Türkiye, yaklaşık iki aydır fiilen başkanlık sistemini getirecek olan Cumhurbaşkanlığı sistemi tartışmalarının tozu dumana kattığı bir süreci yaşıyor. Ancak, Türkiye’nin esas gündemini örtecek bir toz bulutu yok. Türk Milleti için gündem: Terör ve ekonomik kriz. Millet, Amerikan güdümlü teröre ve ekonomik krize karşı çözüm bekliyor. Çözüm için kenetlenmeye omuz omuza olmaya hazır! Lakin şimdi, 18 maddelik Anayasa Değişiklik Paketi ile milleti “evet /hayır” paketlerine doldurup birbiriyle didiştirmeye girişiyor siyasi irade.

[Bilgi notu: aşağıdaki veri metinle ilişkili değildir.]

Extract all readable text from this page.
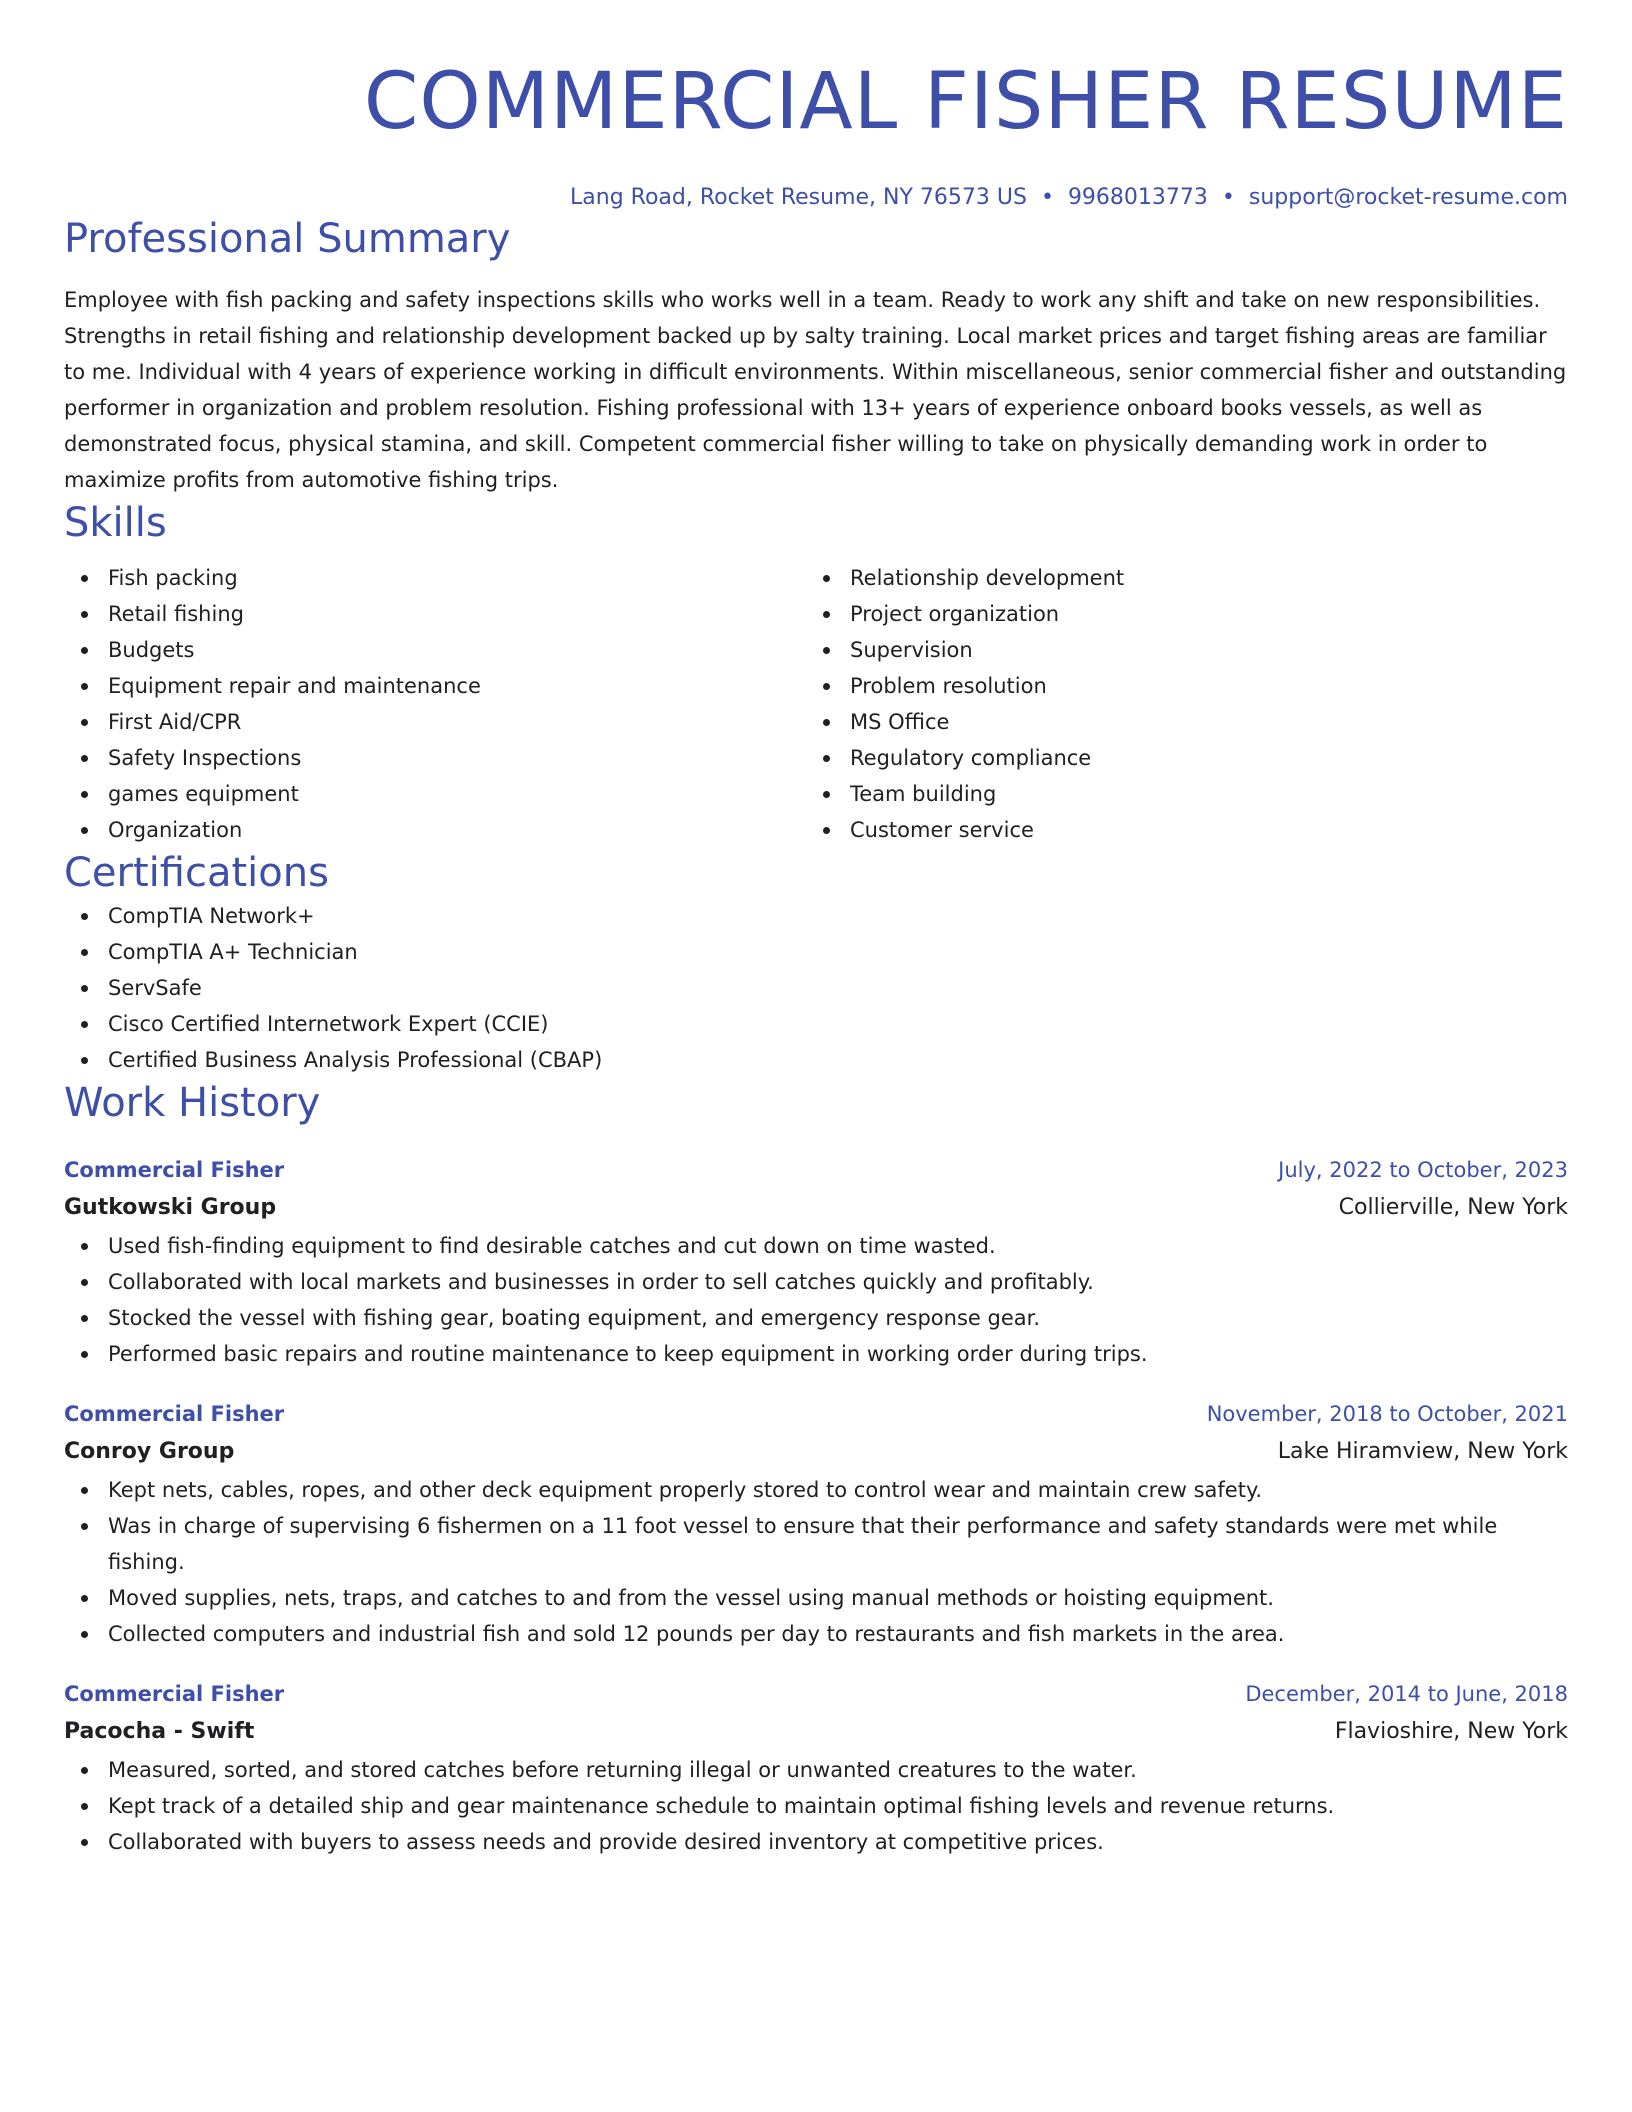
COMMERCIAL FISHER RESUME
Lang Road, Rocket Resume, NY 76573 US • 9968013773 • support@rocket-resume.com
Professional Summary

Employee with fish packing and safety inspections skills who works well in a team. Ready to work any shift and take on new responsibilities. Strengths in retail fishing and relationship development backed up by salty training. Local market prices and target fishing areas are familiar to me. Individual with 4 years of experience working in difficult environments. Within miscellaneous, senior commercial fisher and outstanding performer in organization and problem resolution. Fishing professional with 13+ years of experience onboard books vessels, as well as demonstrated focus, physical stamina, and skill. Competent commercial fisher willing to take on physically demanding work in order to maximize profits from automotive fishing trips.

Skills
Fish packing
Retail fishing
Budgets
Equipment repair and maintenance
First Aid/CPR
Safety Inspections
games equipment
Organization
Relationship development
Project organization
Supervision
Problem resolution
MS Office
Regulatory compliance
Team building
Customer service
Certifications
CompTIA Network+
CompTIA A+ Technician
ServSafe
Cisco Certified Internetwork Expert (CCIE)
Certified Business Analysis Professional (CBAP)
Work History
Commercial Fisher	July, 2022 to October, 2023
Gutkowski Group	Collierville, New York
Used fish-finding equipment to find desirable catches and cut down on time wasted.
Collaborated with local markets and businesses in order to sell catches quickly and profitably.
Stocked the vessel with fishing gear, boating equipment, and emergency response gear.
Performed basic repairs and routine maintenance to keep equipment in working order during trips.
Commercial Fisher	November, 2018 to October, 2021
Conroy Group	Lake Hiramview, New York
Kept nets, cables, ropes, and other deck equipment properly stored to control wear and maintain crew safety.
Was in charge of supervising 6 fishermen on a 11 foot vessel to ensure that their performance and safety standards were met while fishing.
Moved supplies, nets, traps, and catches to and from the vessel using manual methods or hoisting equipment.
Collected computers and industrial fish and sold 12 pounds per day to restaurants and fish markets in the area.
Commercial Fisher	December, 2014 to June, 2018
Pacocha - Swift	Flavioshire, New York
Measured, sorted, and stored catches before returning illegal or unwanted creatures to the water.
Kept track of a detailed ship and gear maintenance schedule to maintain optimal fishing levels and revenue returns.
Collaborated with buyers to assess needs and provide desired inventory at competitive prices.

16 Nisan 2017 günü halkoylamasına kadar iki aylık bir maraton önümüzde duruyor. Türkiye Gençlik Birliği (TGB) olarak bu maratonun sonunda vatanseverlerin ipi en önde göğüsleyeceğine eminiz. Türkiye’nin ihtiyaçlarıyla en ufak bir bağı olmayan bir dayatma ile karşı karşıyayız. Fakat sızlanmak bizim işimiz değil. Türk gençliği bu şer dayatmadan hayır çıkarmasını bilecektir.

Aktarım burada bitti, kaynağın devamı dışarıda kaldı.